Eremophila simulans

Scientific classification
- Kingdom: Plantae
- Clade: Embryophytes
- Clade: Tracheophytes
- Clade: Spermatophytes
- Clade: Angiosperms
- Clade: Eudicots
- Clade: Asterids
- Order: Lamiales
- Family: Scrophulariaceae
- Genus: Eremophila
- Species: E. simulans
- Binomial name: Eremophila simulans Chinnock

= Eremophila simulans =

- Genus: Eremophila (plant)
- Species: simulans
- Authority: Chinnock

Species of flowering plant

Eremophila simulans is a flowering plant in the figwort family, Scrophulariaceae and is endemic to Western Australia. It is an erect shrub with broad, serrated leaves and violet to purple flowers.

==Description==
Eremophila simulans is an erect shrub which grows to a height of between 0.6 and 2.0 m. Its leaves and branches are sticky and shiny due to the presence of resin. The leaves are elliptic to egg-shaped, hairy along their margins and often on their surfaces although the hairs may be hidden by the coating of resin. They are mostly 8.5-17 mm long, 4-8.5 mm wide and have serrated edges.

The flowers are borne singly in leaf axils on hairy, slightly sticky stalks 12.5-23 mm long. There are 5 greenish-purple to reddish-brown, overlapping, hairy, egg-shaped to almost circular sepals which are 6-20 mm long. The size and shape of the sepals varies with subspecies. The petals are 19-26 mm long and are joined at their lower end to form a tube. The petal tube is purple or violet on the outside and white with bands of reddish-brown inside the tube. The outside of the petal tube and lobes is hairy, the inside surface of the lobes is glabrous and the inside of the tube is filled with woolly hairs. The 4 stamens are enclosed in the petal tube. Flowering time is from August to October and is followed by fruits which are dry, woody, oval shaped, hairy and 6.5-9 mm long.

==Taxonomy and naming==
The species was first formally described by Robert Chinnock in 2007 and the description was published in Eremophila and Allied Genera: A Monograph of the Plant Family Myoporaceae.

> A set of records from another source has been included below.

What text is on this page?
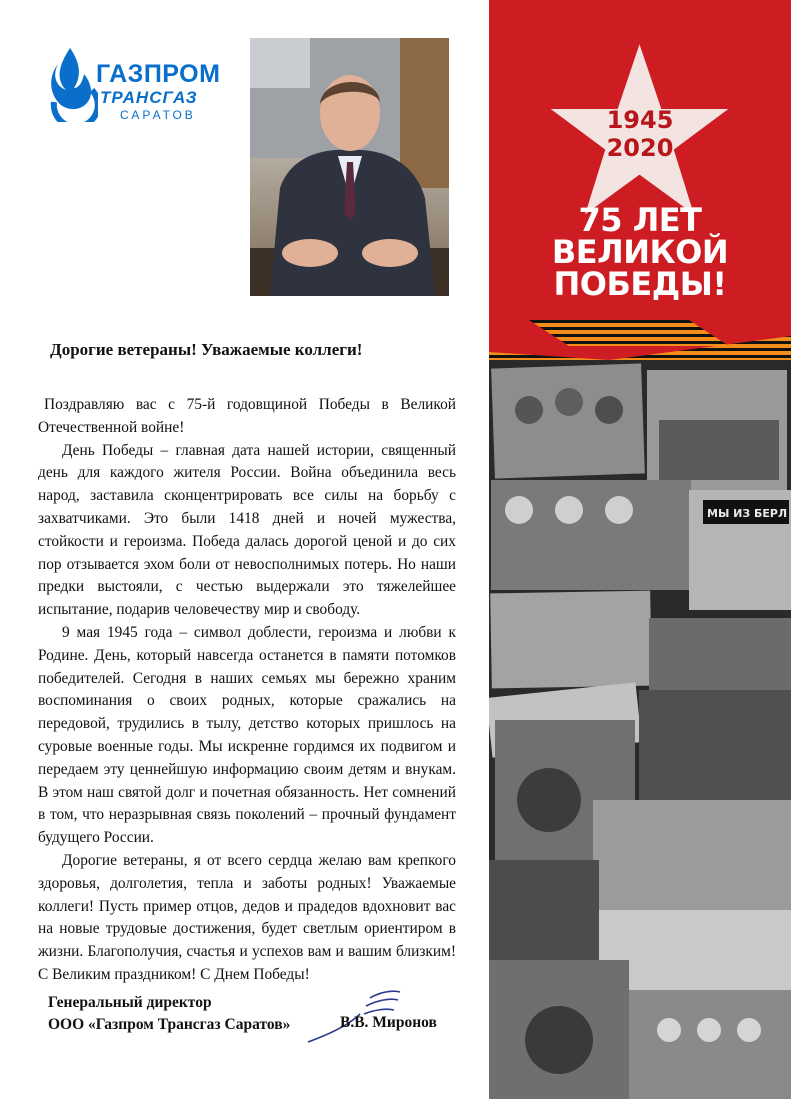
ГАЗПРОМ
ТРАНСГАЗ
САРАТОВ
Дорогие ветераны! Уважаемые коллеги!

Поздравляю вас с 75-й годовщиной Победы в Великой Отечественной войне!

День Победы – главная дата нашей истории, священный день для каждого жителя России. Война объединила весь народ, заставила сконцентрировать все силы на борьбу с захватчиками. Это были 1418 дней и ночей мужества, стойкости и героизма. Победа далась дорогой ценой и до сих пор отзывается эхом боли от невосполнимых потерь. Но наши предки выстояли, с честью выдержали это тяжелейшее испытание, подарив человечеству мир и свободу.

9 мая 1945 года – символ доблести, героизма и любви к Родине. День, который навсегда останется в памяти потомков победителей. Сегодня в наших семьях мы бережно храним воспоминания о своих родных, которые сражались на передовой, трудились в тылу, детство которых пришлось на суровые военные годы. Мы искренне гордимся их подвигом и передаем эту ценнейшую информацию своим детям и внукам. В этом наш святой долг и почетная обязанность. Нет сомнений в том, что неразрывная связь поколений – прочный фундамент будущего России.

Дорогие ветераны, я от всего сердца желаю вам крепкого здоровья, долголетия, тепла и заботы родных! Уважаемые коллеги! Пусть пример отцов, дедов и прадедов вдохновит вас на новые трудовые достижения, будет светлым ориентиром в жизни. Благополучия, счастья и успехов вам и вашим близким! С Великим праздником! С Днем Победы!

Генеральный директор
ООО «Газпром Трансгаз Саратов»	В.В. Миронов
1945
2020
75 ЛЕТ
ВЕЛИКОЙ
ПОБЕДЫ!
МЫ ИЗ БЕРЛ
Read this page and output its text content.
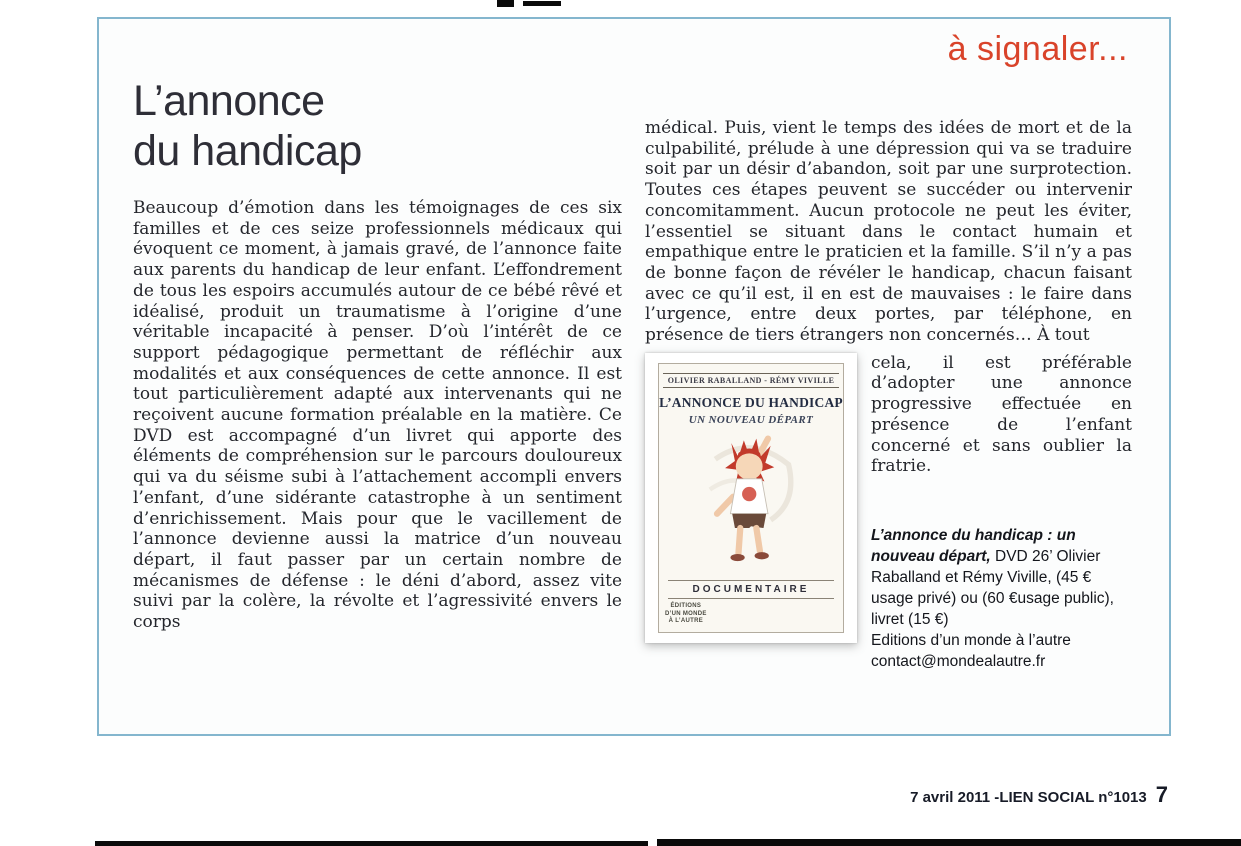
à signaler...
L’annonce
du handicap

Beaucoup d’émotion dans les témoignages de ces six familles et de ces seize professionnels médicaux qui évoquent ce moment, à jamais gravé, de l’annonce faite aux parents du handicap de leur enfant. L’effondrement de tous les espoirs accumulés autour de ce bébé rêvé et idéalisé, produit un traumatisme à l’origine d’une véritable incapacité à penser. D’où l’intérêt de ce support pédagogique permettant de réfléchir aux modalités et aux conséquences de cette annonce. Il est tout particulièrement adapté aux intervenants qui ne reçoivent aucune formation préalable en la matière. Ce DVD est accompagné d’un livret qui apporte des éléments de compréhension sur le parcours douloureux qui va du séisme subi à l’attachement accompli envers l’enfant, d’une sidérante catastrophe à un sentiment d’enrichissement. Mais pour que le vacillement de l’annonce devienne aussi la matrice d’un nouveau départ, il faut passer par un certain nombre de mécanismes de défense : le déni d’abord, assez vite suivi par la colère, la révolte et l’agressivité envers le corps

médical. Puis, vient le temps des idées de mort et de la culpabilité, prélude à une dépression qui va se traduire soit par un désir d’abandon, soit par une surprotection. Toutes ces étapes peuvent se succéder ou intervenir concomitamment. Aucun protocole ne peut les éviter, l’essentiel se situant dans le contact humain et empathique entre le praticien et la famille. S’il n’y a pas de bonne façon de révéler le handicap, chacun faisant avec ce qu’il est, il en est de mauvaises : le faire dans l’urgence, entre deux portes, par téléphone, en présence de tiers étrangers non concernés… À tout

OLIVIER RABALLAND - RÉMY VIVILLE
L’ANNONCE DU HANDICAP
UN NOUVEAU DÉPART
DOCUMENTAIRE
ÉDITIONS
D’UN MONDE
À L’AUTRE

cela, il est préférable d’adopter une annonce progressive effectuée en présence de l’enfant concerné et sans oublier la fratrie.

L’annonce du handicap : un nouveau départ, DVD 26’ Olivier Raballand et Rémy Viville, (45 € usage privé) ou (60 €usage public), livret (15 €)

Editions d’un monde à l’autre
contact@mondealautre.fr
7 avril 2011 - LIEN SOCIAL n°1013 7
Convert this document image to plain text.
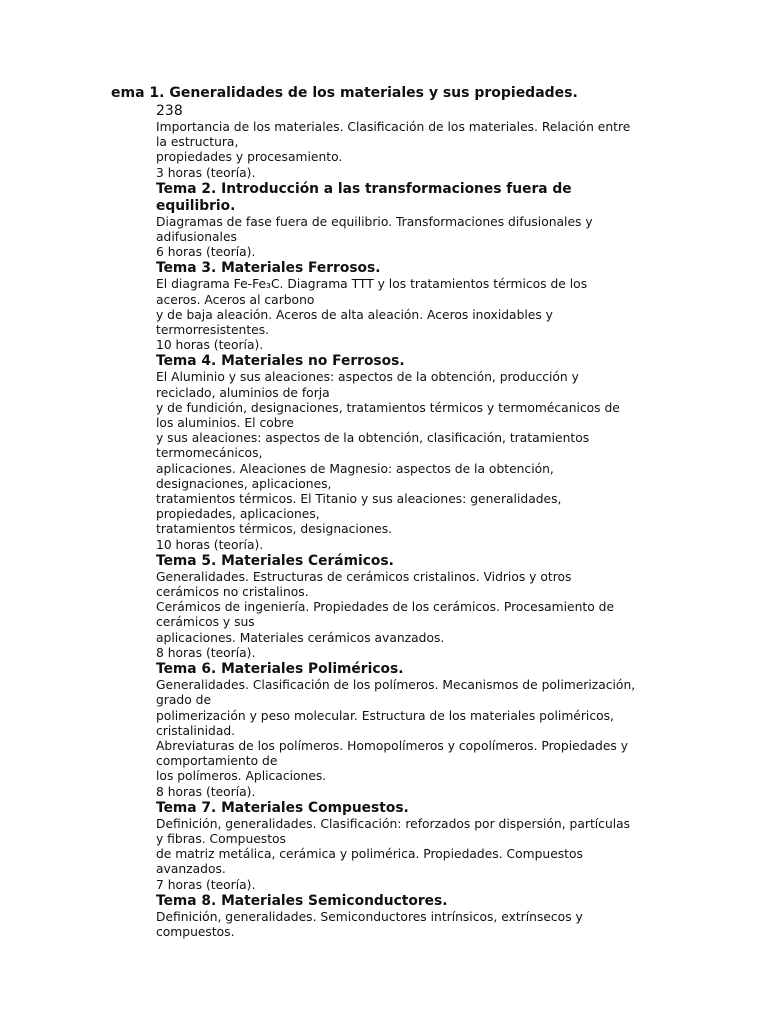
ema 1. Generalidades de los materiales y sus propiedades.
238
Importancia de los materiales. Clasificación de los materiales. Relación entre
la estructura,
propiedades y procesamiento.
3 horas (teoría).
Tema 2. Introducción a las transformaciones fuera de
equilibrio.
Diagramas de fase fuera de equilibrio. Transformaciones difusionales y
adifusionales
6 horas (teoría).
Tema 3. Materiales Ferrosos.
El diagrama Fe-Fe₃C. Diagrama TTT y los tratamientos térmicos de los
aceros. Aceros al carbono
y de baja aleación. Aceros de alta aleación. Aceros inoxidables y
termorresistentes.
10 horas (teoría).
Tema 4. Materiales no Ferrosos.
El Aluminio y sus aleaciones: aspectos de la obtención, producción y
reciclado, aluminios de forja
y de fundición, designaciones, tratamientos térmicos y termomécanicos de
los aluminios. El cobre
y sus aleaciones: aspectos de la obtención, clasificación, tratamientos
termomecánicos,
aplicaciones. Aleaciones de Magnesio: aspectos de la obtención,
designaciones, aplicaciones,
tratamientos térmicos. El Titanio y sus aleaciones: generalidades,
propiedades, aplicaciones,
tratamientos térmicos, designaciones.
10 horas (teoría).
Tema 5. Materiales Cerámicos.
Generalidades. Estructuras de cerámicos cristalinos. Vidrios y otros
cerámicos no cristalinos.
Cerámicos de ingeniería. Propiedades de los cerámicos. Procesamiento de
cerámicos y sus
aplicaciones. Materiales cerámicos avanzados.
8 horas (teoría).
Tema 6. Materiales Poliméricos.
Generalidades. Clasificación de los polímeros. Mecanismos de polimerización,
grado de
polimerización y peso molecular. Estructura de los materiales poliméricos,
cristalinidad.
Abreviaturas de los polímeros. Homopolímeros y copolímeros. Propiedades y
comportamiento de
los polímeros. Aplicaciones.
8 horas (teoría).
Tema 7. Materiales Compuestos.
Definición, generalidades. Clasificación: reforzados por dispersión, partículas
y fibras. Compuestos
de matriz metálica, cerámica y polimérica. Propiedades. Compuestos
avanzados.
7 horas (teoría).
Tema 8. Materiales Semiconductores.
Definición, generalidades. Semiconductores intrínsicos, extrínsecos y
compuestos.
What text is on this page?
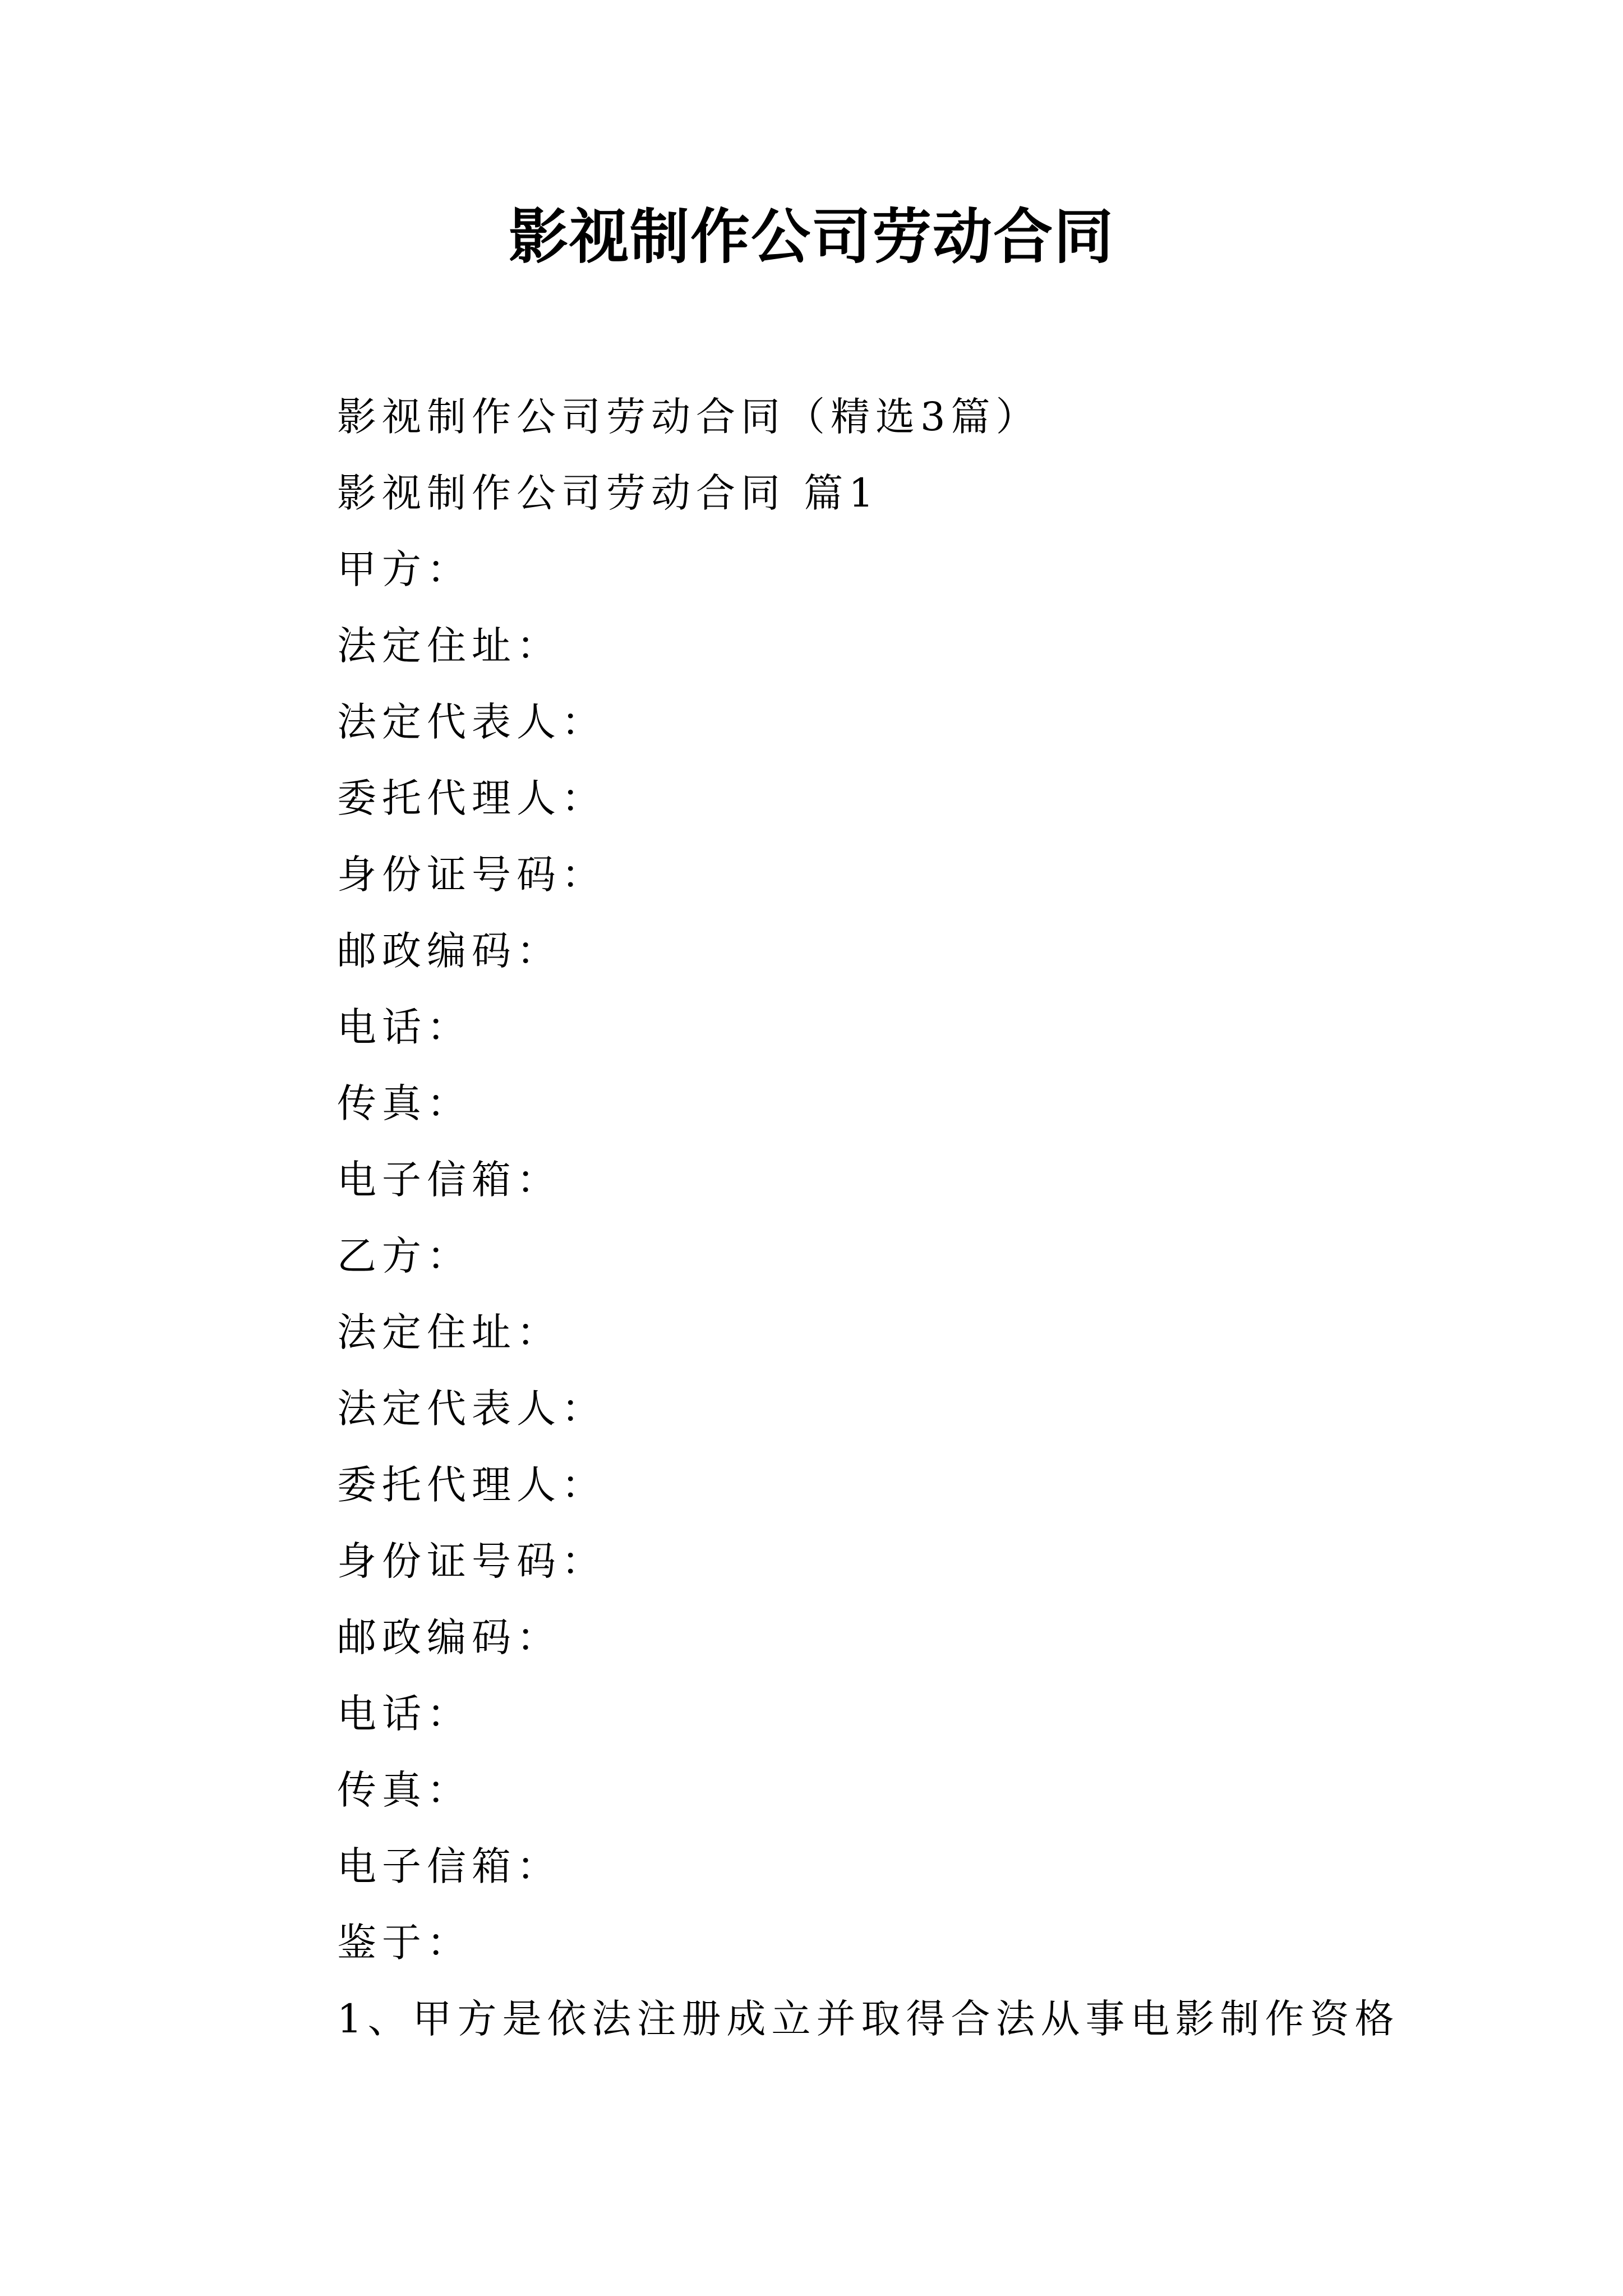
影视制作公司劳动合同
影视制作公司劳动合同（精选3篇）
影视制作公司劳动合同 篇1
甲方：
法定住址：
法定代表人：
委托代理人：
身份证号码：
邮政编码：
电话：
传真：
电子信箱：
乙方：
法定住址：
法定代表人：
委托代理人：
身份证号码：
邮政编码：
电话：
传真：
电子信箱：
鉴于：
1、甲方是依法注册成立并取得合法从事电影制作资格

The specific epithet (simulans) is a Latin word meaning "imitating" or "copying", referring to the similarity of the features of this species to those of Eremophila georgei.

There are three subspecies:
- Eremophila simulans Chinnock subsp. simulans which has elliptic to egg-shaped sepals and simple hairs on its branches and leaves;
- Eremophila simulans subsp. lapidensis Chinnock which has egg-shaped sepals, both simple and glandular hairs on its branches and leaves, and outer sepals which are less than 12 mm long after flowering;
- Eremophila simulans Chinnock subsp. megacalyx which has elliptic to almost circular sepals, both simple and glandular hairs on its leaves and branches, and outer sepals which are 15-20 mm long after flowering .

==Distribution and habitat==
Subspecies simulans is the most common of the subspecies and occurs on rocky hills and plains between Cue and the Weld Range in the Murchison biogeographic region.

Subspecies lapidensis grows in sandy soils between Sandstone and Meeketharra in the Murchison biogeographic region.

Subspecies megacalyx grows in rocky and sandy clay soil between the Murchison Settlement and Meekatharra in the Murchison biogeographic region.

==Conservation==
Subspecies simulans and lapidensis are classified as "not threatened" but subspecies megacalyx is classified as "Priority Three" by the Western Australian Government Department of Parks and Wildlife meaning that it is poorly known and known from only a few locations but is not under imminent threat.

==Use in horticulture==
This eremophila has only recently been introduced into gardens and details about its horticulture are not well known. It has been propagated by grafting onto Myoporum rootstock and grows well in free-draining soil in full sun or part shade. It appears to be drought tolerant but its response to frost is not known.